Neither of the editors who examined the Red Badge manuscript has noted the textual significance of this physical evidence. Winterich does not acknowledge the existence of different writing states, but he does discuss some of Crane's more obvious revision. Stallman mentions only four of the states, and he does not distinguish between authorial and non-authorial changes. Evidently he was unable to recognize the different states from his photostatic copies, for he assumes that Crane alone was responsible for all notations appearing in the manuscript.

[6]

John Berryman, Stephen Crane (1950), p. 79.

[7]

Stallman has assembled five pages of chapter Twelve since 1952. In the "Textual Notes" to his Signet Classic edition (1960), pp. 207ff., he labels them "Houghton 98", "Berg 98", "Columbia 99", "Columbia 101", and "Houghton 102". Chapter Twelve was written on six pages of paper B, and it bears the revision of states I and II. I am indebted for this information to Mr. William H. Bond, Curator of Manuscripts, Houghton Library; Mr. John D. Gordan, Curator of the Berg Collection, New York Public Library; and Mr.

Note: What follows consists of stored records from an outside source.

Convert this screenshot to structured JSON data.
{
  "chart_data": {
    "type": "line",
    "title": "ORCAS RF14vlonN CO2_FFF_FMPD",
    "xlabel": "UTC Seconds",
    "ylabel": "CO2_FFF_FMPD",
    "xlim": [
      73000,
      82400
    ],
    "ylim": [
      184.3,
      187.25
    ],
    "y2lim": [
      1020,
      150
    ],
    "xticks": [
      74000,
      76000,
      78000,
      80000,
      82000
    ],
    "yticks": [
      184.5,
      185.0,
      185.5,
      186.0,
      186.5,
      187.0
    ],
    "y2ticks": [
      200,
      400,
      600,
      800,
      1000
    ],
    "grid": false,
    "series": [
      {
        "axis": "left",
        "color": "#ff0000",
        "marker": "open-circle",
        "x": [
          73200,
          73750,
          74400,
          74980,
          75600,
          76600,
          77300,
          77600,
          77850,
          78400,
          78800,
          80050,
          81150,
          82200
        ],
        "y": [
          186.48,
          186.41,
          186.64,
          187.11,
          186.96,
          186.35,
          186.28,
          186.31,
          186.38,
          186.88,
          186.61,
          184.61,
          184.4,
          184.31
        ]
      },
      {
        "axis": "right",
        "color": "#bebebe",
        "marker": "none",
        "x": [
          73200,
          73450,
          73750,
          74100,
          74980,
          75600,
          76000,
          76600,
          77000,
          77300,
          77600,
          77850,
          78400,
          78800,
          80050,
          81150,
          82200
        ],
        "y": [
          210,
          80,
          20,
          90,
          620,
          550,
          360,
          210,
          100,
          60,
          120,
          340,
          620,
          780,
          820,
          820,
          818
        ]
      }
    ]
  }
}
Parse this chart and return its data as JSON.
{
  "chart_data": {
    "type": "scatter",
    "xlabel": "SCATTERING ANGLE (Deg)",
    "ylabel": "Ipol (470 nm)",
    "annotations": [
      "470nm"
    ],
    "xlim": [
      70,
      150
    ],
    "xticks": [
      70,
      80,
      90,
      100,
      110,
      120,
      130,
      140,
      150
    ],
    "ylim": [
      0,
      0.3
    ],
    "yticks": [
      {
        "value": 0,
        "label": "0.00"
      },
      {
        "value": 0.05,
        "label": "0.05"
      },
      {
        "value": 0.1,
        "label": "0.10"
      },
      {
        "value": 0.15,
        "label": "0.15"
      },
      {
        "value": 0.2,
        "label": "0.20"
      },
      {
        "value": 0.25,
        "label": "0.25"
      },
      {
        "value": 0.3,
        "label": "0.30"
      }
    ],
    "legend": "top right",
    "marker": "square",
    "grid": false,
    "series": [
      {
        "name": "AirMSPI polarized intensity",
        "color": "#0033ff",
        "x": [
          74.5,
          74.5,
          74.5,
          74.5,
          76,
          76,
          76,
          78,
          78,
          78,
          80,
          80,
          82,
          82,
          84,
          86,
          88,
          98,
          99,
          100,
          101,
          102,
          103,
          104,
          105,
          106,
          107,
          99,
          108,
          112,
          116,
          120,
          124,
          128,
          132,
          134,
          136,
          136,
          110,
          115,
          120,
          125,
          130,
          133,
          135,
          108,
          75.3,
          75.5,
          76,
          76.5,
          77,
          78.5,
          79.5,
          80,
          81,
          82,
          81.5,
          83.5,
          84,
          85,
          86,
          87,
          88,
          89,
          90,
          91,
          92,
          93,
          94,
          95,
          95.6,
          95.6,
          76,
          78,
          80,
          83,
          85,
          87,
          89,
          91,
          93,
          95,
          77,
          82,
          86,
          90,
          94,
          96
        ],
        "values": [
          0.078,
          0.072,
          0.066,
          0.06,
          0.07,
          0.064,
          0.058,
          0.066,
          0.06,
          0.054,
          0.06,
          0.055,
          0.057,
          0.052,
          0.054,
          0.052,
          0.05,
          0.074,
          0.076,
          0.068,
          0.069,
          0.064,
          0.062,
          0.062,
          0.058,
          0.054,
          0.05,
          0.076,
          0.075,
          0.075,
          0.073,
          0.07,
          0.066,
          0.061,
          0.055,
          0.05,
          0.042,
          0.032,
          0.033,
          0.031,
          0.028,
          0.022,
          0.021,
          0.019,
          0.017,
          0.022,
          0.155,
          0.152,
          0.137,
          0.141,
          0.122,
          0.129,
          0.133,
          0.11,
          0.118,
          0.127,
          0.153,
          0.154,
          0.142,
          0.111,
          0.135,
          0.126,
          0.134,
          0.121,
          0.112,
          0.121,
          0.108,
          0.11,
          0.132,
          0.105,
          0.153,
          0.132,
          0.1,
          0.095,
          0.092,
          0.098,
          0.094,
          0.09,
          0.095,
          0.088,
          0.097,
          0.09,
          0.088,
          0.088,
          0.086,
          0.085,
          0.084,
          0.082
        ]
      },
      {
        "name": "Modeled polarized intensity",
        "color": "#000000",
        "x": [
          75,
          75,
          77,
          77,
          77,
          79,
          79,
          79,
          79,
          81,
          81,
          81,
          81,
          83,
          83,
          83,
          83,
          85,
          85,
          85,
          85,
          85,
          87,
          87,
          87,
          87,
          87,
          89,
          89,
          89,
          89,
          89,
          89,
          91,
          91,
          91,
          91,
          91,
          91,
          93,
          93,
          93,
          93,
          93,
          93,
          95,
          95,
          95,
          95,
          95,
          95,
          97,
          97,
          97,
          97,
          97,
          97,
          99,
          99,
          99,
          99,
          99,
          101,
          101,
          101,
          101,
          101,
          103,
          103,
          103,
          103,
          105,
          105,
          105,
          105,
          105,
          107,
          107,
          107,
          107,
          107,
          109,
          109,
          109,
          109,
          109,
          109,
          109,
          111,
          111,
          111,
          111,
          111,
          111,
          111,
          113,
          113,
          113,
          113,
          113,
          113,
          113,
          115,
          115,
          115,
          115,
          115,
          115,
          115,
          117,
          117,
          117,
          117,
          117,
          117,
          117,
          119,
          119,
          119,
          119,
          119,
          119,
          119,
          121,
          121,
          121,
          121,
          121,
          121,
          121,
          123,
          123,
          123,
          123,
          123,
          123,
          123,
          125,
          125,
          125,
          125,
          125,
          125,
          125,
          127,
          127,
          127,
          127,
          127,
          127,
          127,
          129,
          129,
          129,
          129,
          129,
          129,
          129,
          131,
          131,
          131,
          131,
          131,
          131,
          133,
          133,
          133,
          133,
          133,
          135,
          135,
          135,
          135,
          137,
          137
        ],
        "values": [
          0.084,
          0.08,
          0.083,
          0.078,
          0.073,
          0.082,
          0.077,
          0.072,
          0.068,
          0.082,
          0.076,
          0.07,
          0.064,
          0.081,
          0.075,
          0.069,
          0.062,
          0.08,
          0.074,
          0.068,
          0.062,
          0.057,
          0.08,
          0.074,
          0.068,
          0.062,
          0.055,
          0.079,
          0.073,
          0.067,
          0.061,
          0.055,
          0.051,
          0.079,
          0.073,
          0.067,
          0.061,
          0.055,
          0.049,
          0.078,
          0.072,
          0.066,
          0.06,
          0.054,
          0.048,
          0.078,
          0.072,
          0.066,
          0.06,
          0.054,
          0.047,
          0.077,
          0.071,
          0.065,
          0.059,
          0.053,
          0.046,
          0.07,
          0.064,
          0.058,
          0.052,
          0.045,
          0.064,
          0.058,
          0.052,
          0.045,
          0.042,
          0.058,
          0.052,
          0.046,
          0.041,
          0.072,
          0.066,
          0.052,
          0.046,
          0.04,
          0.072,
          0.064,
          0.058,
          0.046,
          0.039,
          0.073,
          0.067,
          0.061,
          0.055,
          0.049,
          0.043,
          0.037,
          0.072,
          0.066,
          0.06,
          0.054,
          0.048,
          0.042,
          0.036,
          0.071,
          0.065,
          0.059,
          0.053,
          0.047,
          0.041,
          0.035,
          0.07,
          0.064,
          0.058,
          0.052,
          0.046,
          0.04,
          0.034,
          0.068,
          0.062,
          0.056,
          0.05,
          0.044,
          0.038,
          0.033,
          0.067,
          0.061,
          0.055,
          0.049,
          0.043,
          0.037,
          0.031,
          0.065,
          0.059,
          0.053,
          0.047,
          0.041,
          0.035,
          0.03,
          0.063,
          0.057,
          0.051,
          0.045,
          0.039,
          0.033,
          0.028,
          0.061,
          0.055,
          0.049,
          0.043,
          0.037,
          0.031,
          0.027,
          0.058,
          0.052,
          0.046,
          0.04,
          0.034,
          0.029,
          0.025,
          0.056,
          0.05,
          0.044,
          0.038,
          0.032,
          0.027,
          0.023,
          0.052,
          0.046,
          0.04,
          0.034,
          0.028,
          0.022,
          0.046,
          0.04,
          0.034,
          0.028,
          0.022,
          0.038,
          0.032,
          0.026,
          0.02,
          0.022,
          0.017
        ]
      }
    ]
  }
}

Roland Baughman, Head of Special Collections, Butler Library, Columbia University.

[8]

Four editions since 1952 have reprinted the unpublished passages which first appeared in the Winterich and Stallman editions; but their copy-text has remained the 1895 edition. Stephen Crane, The Red Badge of Courage and Selected Prose and Poetry, ed. William M. Gibson (1956). A reprint of the Folio edition. Stephen Crane, The Red Badge of Courage: Text and Criticism, ed. Richard Lettis, Robert F. McDonnell, and William E. Morris (1960). A reprint of the Omnibus edition, with some explanatory notes by the editors. Stephen Crane, The Red Badge of Courage and Selected Stories, ed. R. W. Stallman (1960). A reprint of the Omnibus edition with some additional textual notes; 'the only correct and complete manuscript text . . . the definitive edition" (221). Stephen Crane, The Red Badge of Courage: An Annotated Text, Backgrounds and Sources, Essays in Criticism, ed. Sculley Bradley, Richmond Croom Beatty, and E. Hudson Long (1962). A reprint of the Omnibus edition with several explanatory and interpretive notes by the editors.

[9]

Irving Bacheller, Coming Up the Road (1928); Thomas Beer, Stephen Crane: A Study in American Letters (1923); Hamlin Garland "Stephen Crane As I Knew Him," Yale Review, N.S. III (April, 1914), 494-506.

[10]

See also Ripley Hitchcock's "Preface" to The Red Badge of Courage (1900), p. vi.

[11]

A restoration of Crane's accidentals would visibly alter The Red Badge text, and an argument might be made for the literary significance of these changes. He rarely used exclamation marks, for instance, but the Appleton printer inserted hundreds —thereby destroying the dramatic effect of a rare outburst in the midst of ironic understatement. Crane's grammar was criticized in his own time (see Berryman, pp. 141-142), but readers today may think that his punctuation is actually modern: he keeps the page "clean" and the prose free from distracting symbols.

[12]

Ames W. Williams and Vincent Starret, Stephen Crane: A Bibliography (1948), p. 18.

[13]

Two of the recent editions (Lettis, et. al.; Bradley, et. al.) have adopted the sensible practice of printing all unpublished passages in an appendix. There are critical advantages to Winterich's and Stallman's practice, of course. The superfluity of these passages becomes all the more obvious when they are seen in context.